OPINIÃO

Sobre a ponte de madeira da Vista Alegre

Cantinho de João Ferreira
Vários jornais têm falado sobre isto, mas ninguém sabe a história desta ponte como o vosso modesto articulista: as pessoas que vinham de Vagos para a Vista Alegre pelo “Caminho dos Cardais”, tinham de fazer a travessia de bote, e de cada margem tinha homens à espera para se cobrar. Visto esta situação ser, um tanto ou quanto, aborrecida, dois indivíduos, hoje já finados, fizeram peditório por toda a Gafanha da Boavista, toda a Vista Alegre e Vagos também. Um deles era de Vagos, mas casado na Gafanha da Boavista, Sr. António de Oliveira Fresco, e o outro era da Gafanha da Boavista, Sr. Manuel Janica Gregório, cuja viúva morreu faz pouco tempo.
Ora o caso raro, não é o peditório ter sucedido em recolher o suficiente para a ponte que ainda hoje lá está, mas sim a promessa do Sr. Manuel Janica Gregório, de dar um abraço no meio do rio pela Primavera ao Sr. Manuel Abegão, construtor da Vista Alegre, por forma a rezarem boa sorte ao peditório, feitura e manutenção da ponte. O peditório durou alguns meses e foi bem-sucedido, hoje em dia duvido que que o fosse… e a feitura da ponte foi já durante a segunda edição do Eco de Vagos no seu primeiro ano: 1976.
O Eco na altura era um jornal “pirata”, pertença de ninguém, pois não era registado ainda. Era liderado por uma equipa de pessoas filiadas ao Partido Comunista Português, mas a maioria do trabalho que se lavrava era pela parte do vosso modesto articulista. Um pouco mais tarde, esta “equipa-maravilha” de seis indivíduos, veio a largar toda a documentação, pertences e lista de assinantes à minha casa, sendo que eles não conseguiam sem mim, mas eu com eles não queria. Assim, e já com a posse do jornal, fui à inauguração desta ponte para fazer crónica.
Tropelias desta equipa comunista, ainda que sendo seis, não trabalhavam tanto quanto eu só… por vezes, até me atrapalhavam: ora passou-se que na primeira página sempre constou: “Jornal mensal, democrático e defensor dos interesses locais”, algo que os meus “colegas” trocaram por: “Jornal mensal, revolucionário e defensor dos interesses locais”. As pessoas na rua é que me avisaram!
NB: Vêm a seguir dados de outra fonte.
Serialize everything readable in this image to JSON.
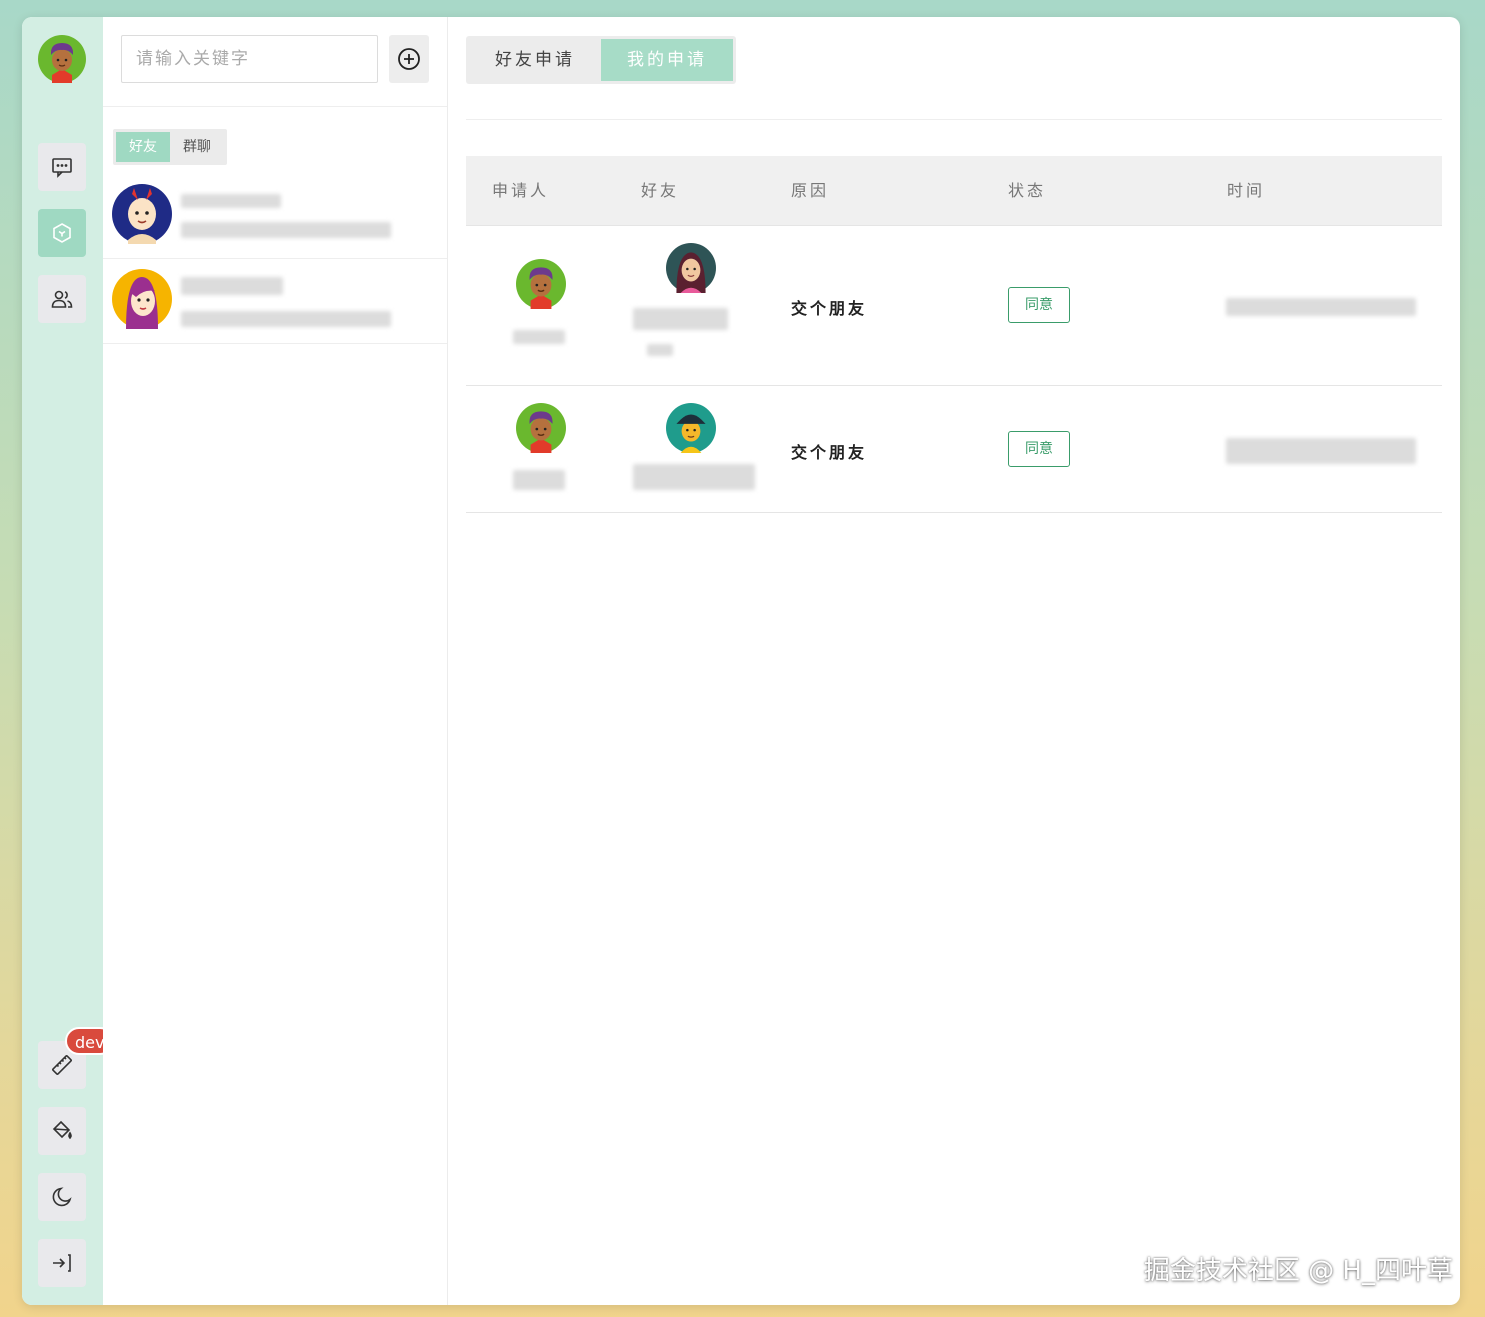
{
  "sidebar": {
    "dev_badge": "dev"
  },
  "contacts": {
    "search_placeholder": "请输入关键字",
    "segments": [
      {
        "label": "好友",
        "active": true
      },
      {
        "label": "群聊",
        "active": false
      }
    ]
  },
  "main": {
    "tabs": [
      {
        "label": "好友申请",
        "active": false
      },
      {
        "label": "我的申请",
        "active": true
      }
    ],
    "table": {
      "headers": [
        "申请人",
        "好友",
        "原因",
        "状态",
        "时间"
      ],
      "rows": [
        {
          "reason": "交个朋友",
          "status": "同意"
        },
        {
          "reason": "交个朋友",
          "status": "同意"
        }
      ]
    }
  },
  "watermark": "掘金技术社区 @ H_四叶草",
  "colors": {
    "accent": "#9fd9c2",
    "rail_bg": "#d3eee3",
    "agree": "#3a9c6a",
    "badge": "#d94a3d"
  }
}
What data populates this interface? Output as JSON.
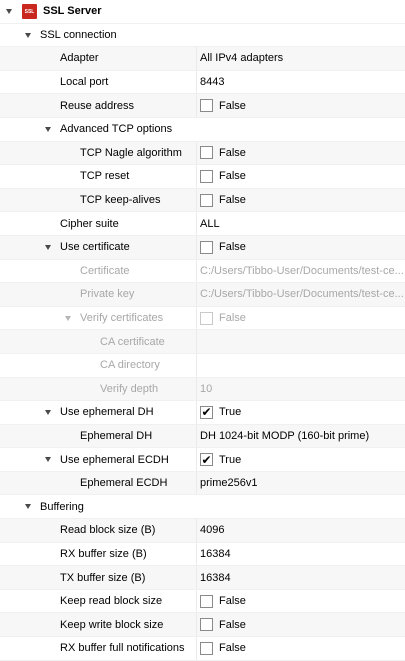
{
  "server": {
    "icon": "ssl-icon",
    "icon_text": "SSL",
    "title": "SSL Server"
  },
  "ssl_connection": {
    "label": "SSL connection",
    "adapter": {
      "label": "Adapter",
      "value": "All IPv4 adapters"
    },
    "local_port": {
      "label": "Local port",
      "value": "8443"
    },
    "reuse_address": {
      "label": "Reuse address",
      "value": "False"
    },
    "advanced_tcp": {
      "label": "Advanced TCP options",
      "nagle": {
        "label": "TCP Nagle algorithm",
        "value": "False"
      },
      "reset": {
        "label": "TCP reset",
        "value": "False"
      },
      "keepalives": {
        "label": "TCP keep-alives",
        "value": "False"
      }
    },
    "cipher_suite": {
      "label": "Cipher suite",
      "value": "ALL"
    },
    "use_certificate": {
      "label": "Use certificate",
      "value": "False",
      "certificate": {
        "label": "Certificate",
        "value": "C:/Users/Tibbo-User/Documents/test-ce..."
      },
      "private_key": {
        "label": "Private key",
        "value": "C:/Users/Tibbo-User/Documents/test-ce..."
      },
      "verify": {
        "label": "Verify certificates",
        "value": "False",
        "ca_certificate": {
          "label": "CA certificate",
          "value": ""
        },
        "ca_directory": {
          "label": "CA directory",
          "value": ""
        },
        "verify_depth": {
          "label": "Verify depth",
          "value": "10"
        }
      }
    },
    "ephemeral_dh": {
      "label": "Use ephemeral DH",
      "value": "True",
      "dh": {
        "label": "Ephemeral DH",
        "value": "DH 1024-bit MODP (160-bit prime)"
      }
    },
    "ephemeral_ecdh": {
      "label": "Use ephemeral ECDH",
      "value": "True",
      "ecdh": {
        "label": "Ephemeral ECDH",
        "value": "prime256v1"
      }
    }
  },
  "buffering": {
    "label": "Buffering",
    "read_block": {
      "label": "Read block size (B)",
      "value": "4096"
    },
    "rx_buffer": {
      "label": "RX buffer size (B)",
      "value": "16384"
    },
    "tx_buffer": {
      "label": "TX buffer size (B)",
      "value": "16384"
    },
    "keep_read": {
      "label": "Keep read block size",
      "value": "False"
    },
    "keep_write": {
      "label": "Keep write block size",
      "value": "False"
    },
    "rx_full_notify": {
      "label": "RX buffer full notifications",
      "value": "False"
    }
  },
  "checkbox_mark": "✔"
}
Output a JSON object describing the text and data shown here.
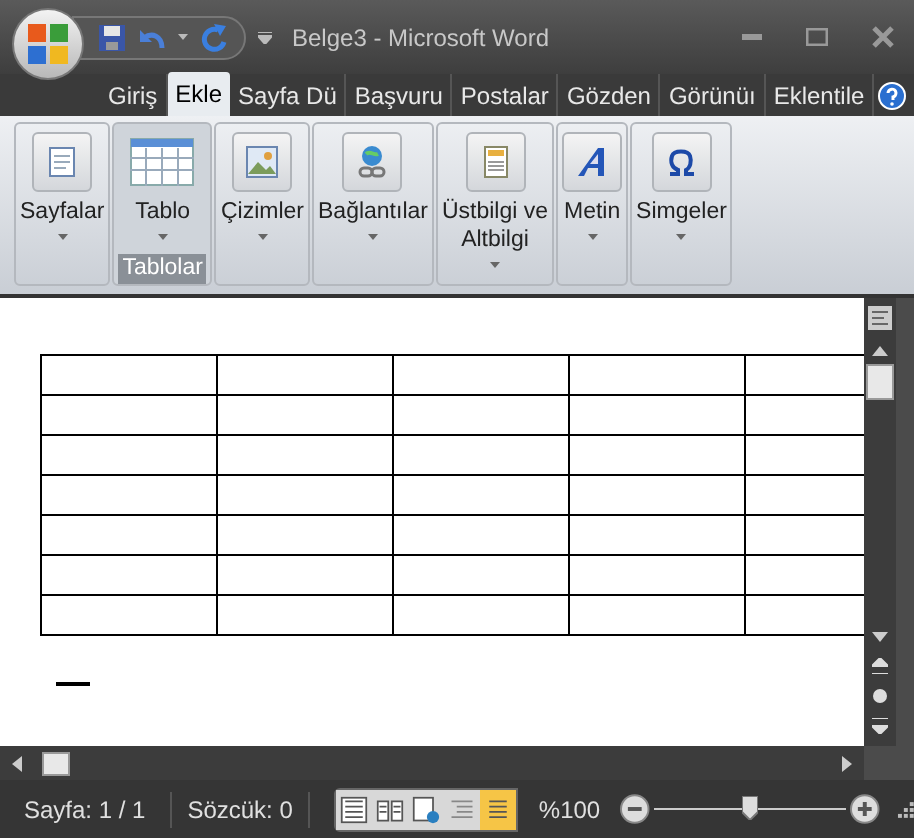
{
  "window": {
    "title": "Belge3 - Microsoft Word"
  },
  "tabs": [
    {
      "label": "Giriş",
      "selected": false
    },
    {
      "label": "Ekle",
      "selected": true
    },
    {
      "label": "Sayfa Dü",
      "selected": false
    },
    {
      "label": "Başvuru",
      "selected": false
    },
    {
      "label": "Postalar",
      "selected": false
    },
    {
      "label": "Gözden",
      "selected": false
    },
    {
      "label": "Görünüı",
      "selected": false
    },
    {
      "label": "Eklentile",
      "selected": false
    }
  ],
  "ribbon": {
    "groups": [
      {
        "kind": "page",
        "lines": [
          "Sayfalar"
        ],
        "selected": false
      },
      {
        "kind": "table",
        "lines": [
          "Tablo"
        ],
        "selected": true,
        "group_label": "Tablolar"
      },
      {
        "kind": "image",
        "lines": [
          "Çizimler"
        ],
        "selected": false
      },
      {
        "kind": "link",
        "lines": [
          "Bağlantılar"
        ],
        "selected": false
      },
      {
        "kind": "header",
        "lines": [
          "Üstbilgi ve",
          "Altbilgi"
        ],
        "selected": false
      },
      {
        "kind": "text",
        "lines": [
          "Metin"
        ],
        "selected": false
      },
      {
        "kind": "symbol",
        "lines": [
          "Simgeler"
        ],
        "selected": false
      }
    ]
  },
  "status_bar": {
    "page": "Sayfa: 1 / 1",
    "words": "Sözcük: 0",
    "views": [
      {
        "kind": "print",
        "selected": false
      },
      {
        "kind": "reading",
        "selected": false
      },
      {
        "kind": "web",
        "selected": false
      },
      {
        "kind": "outline",
        "selected": false
      },
      {
        "kind": "draft",
        "selected": true
      }
    ],
    "zoom": "%100",
    "zoom_level": {
      "level": 0.5
    }
  }
}
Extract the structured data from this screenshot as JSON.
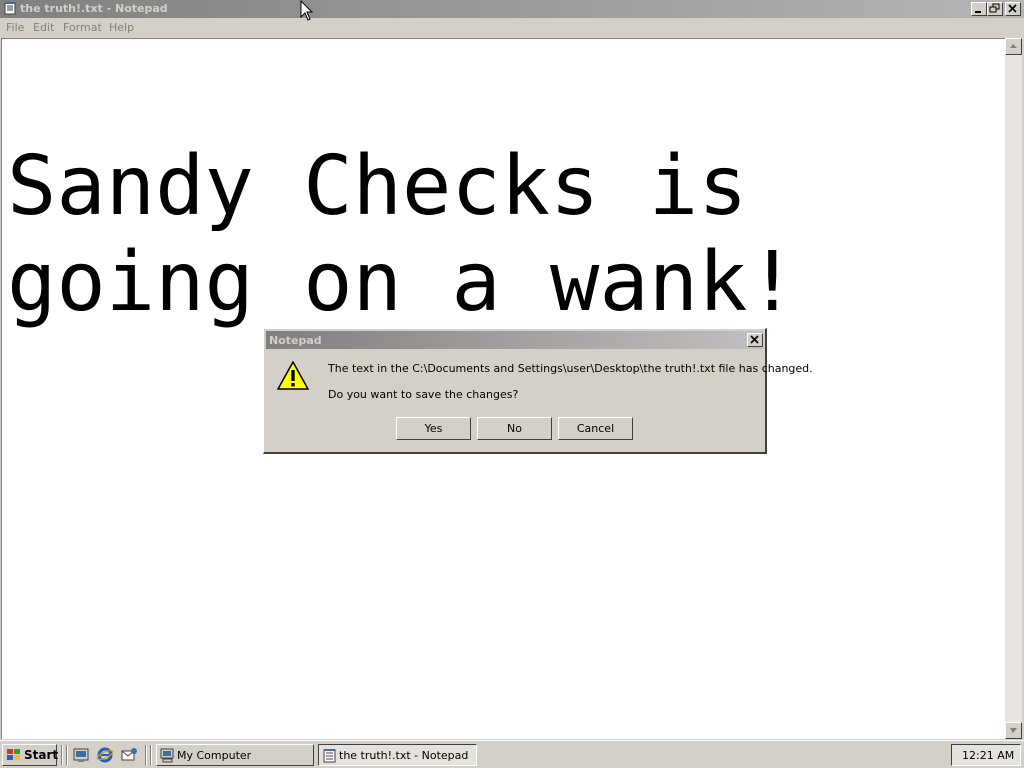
{
  "window": {
    "title": "the truth!.txt - Notepad",
    "menus": [
      "File",
      "Edit",
      "Format",
      "Help"
    ],
    "content_lines": [
      "Sandy Checks is",
      "going on a wank!"
    ]
  },
  "dialog": {
    "title": "Notepad",
    "message": "The text in the C:\\Documents and Settings\\user\\Desktop\\the truth!.txt file has changed.",
    "question": "Do you want to save the changes?",
    "buttons": {
      "yes": "Yes",
      "no": "No",
      "cancel": "Cancel"
    },
    "icon": "warning-icon"
  },
  "taskbar": {
    "start_label": "Start",
    "tasks": [
      {
        "label": "My Computer",
        "icon": "computer-icon"
      },
      {
        "label": "the truth!.txt - Notepad",
        "icon": "notepad-icon"
      }
    ],
    "clock": "12:21 AM"
  },
  "colors": {
    "inactive_title_start": "#808080",
    "inactive_title_end": "#b5b5b5",
    "face": "#d4d0c8",
    "warning_yellow": "#ffff00"
  }
}
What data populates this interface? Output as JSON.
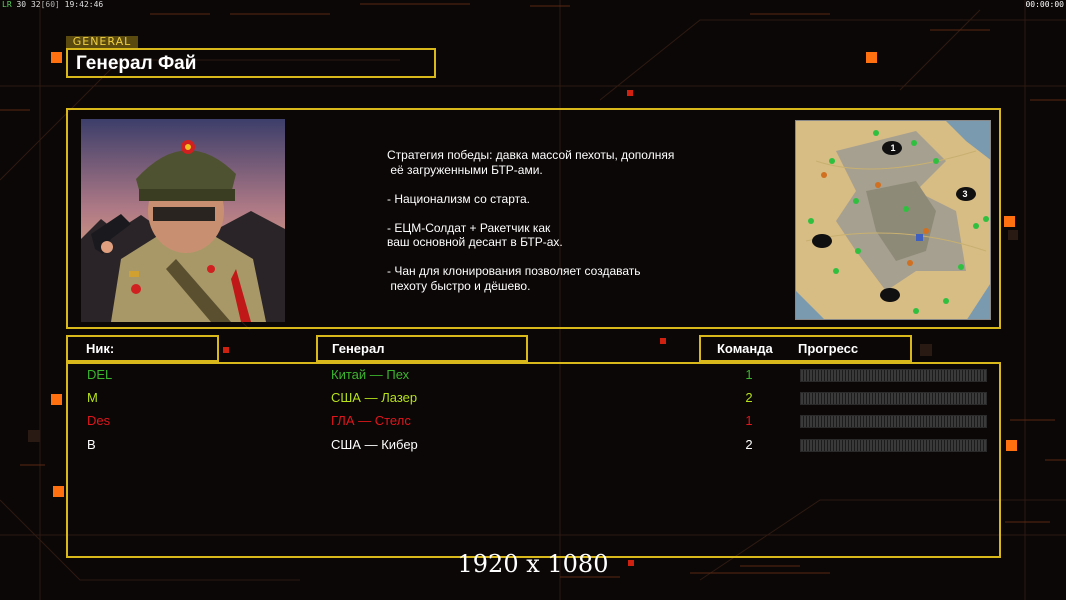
{
  "topbar": {
    "lr": "LR",
    "n1": "30",
    "n2": "32",
    "bracket": "[60]",
    "time": "19:42:46",
    "timer": "00:00:00"
  },
  "section_tag": "GENERAL",
  "general_name": "Генерал Фай",
  "description": "Стратегия победы: давка массой пехоты, дополняя\n её загруженными БТР-ами.\n\n- Национализм со старта.\n\n- ЕЦМ-Солдат + Ракетчик как\nваш основной десант в БТР-ах.\n\n- Чан для клонирования позволяет создавать\n пехоту быстро и дёшево.",
  "minimap": {
    "markers": [
      "1",
      "3"
    ]
  },
  "headers": {
    "nick": "Ник:",
    "general": "Генерал",
    "team": "Команда",
    "progress": "Прогресс"
  },
  "players": [
    {
      "nick": "DEL",
      "general": "Китай — Пех",
      "team": "1",
      "progress": 0,
      "color": "#3cb52e"
    },
    {
      "nick": "M",
      "general": "США — Лазер",
      "team": "2",
      "progress": 0,
      "color": "#b7e21b"
    },
    {
      "nick": "Des",
      "general": "ГЛА — Стелс",
      "team": "1",
      "progress": 0,
      "color": "#e0161c"
    },
    {
      "nick": "B",
      "general": "США — Кибер",
      "team": "2",
      "progress": 0,
      "color": "#ffffff"
    }
  ],
  "watermark": "1920 x 1080",
  "colors": {
    "frame": "#d8b81a",
    "accent": "#ff6a00"
  }
}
E quando fui à tipografia “Ilhavense” (que já parou negócio), disse para o chefe:

– Olhe, visto o jornal estar atrasado, eu paguei este mês e o próximo com o meu próprio dinheiro. E não lhe admito que esteja a fazer estas alterações sem o meu aval.
O chefe da “Ilhavense” que era comunista também (talvez daí ter ajudado a seita), acanhou-se e quase nem respondeu. Mais tarde enviou um carta para minha casa sem selo, sendo que tive eu que lhe pagar a multa também, a dizer coisas tão inúteis que já nem me lembro o que eram.
Hoje em dia, a ponte de madeira que sai da Vista Alegre é digna de todo o tipo de notícias, o problema nasce quando os cronistas e escritores dos mesmos, não sabem o que de facto se passou: nem Sr. António, nem Sr. Manuel, nem peditório, nem abraço no meio do rio, nada. Ao que parece, a memória serve melhor a quem de facto a viveu.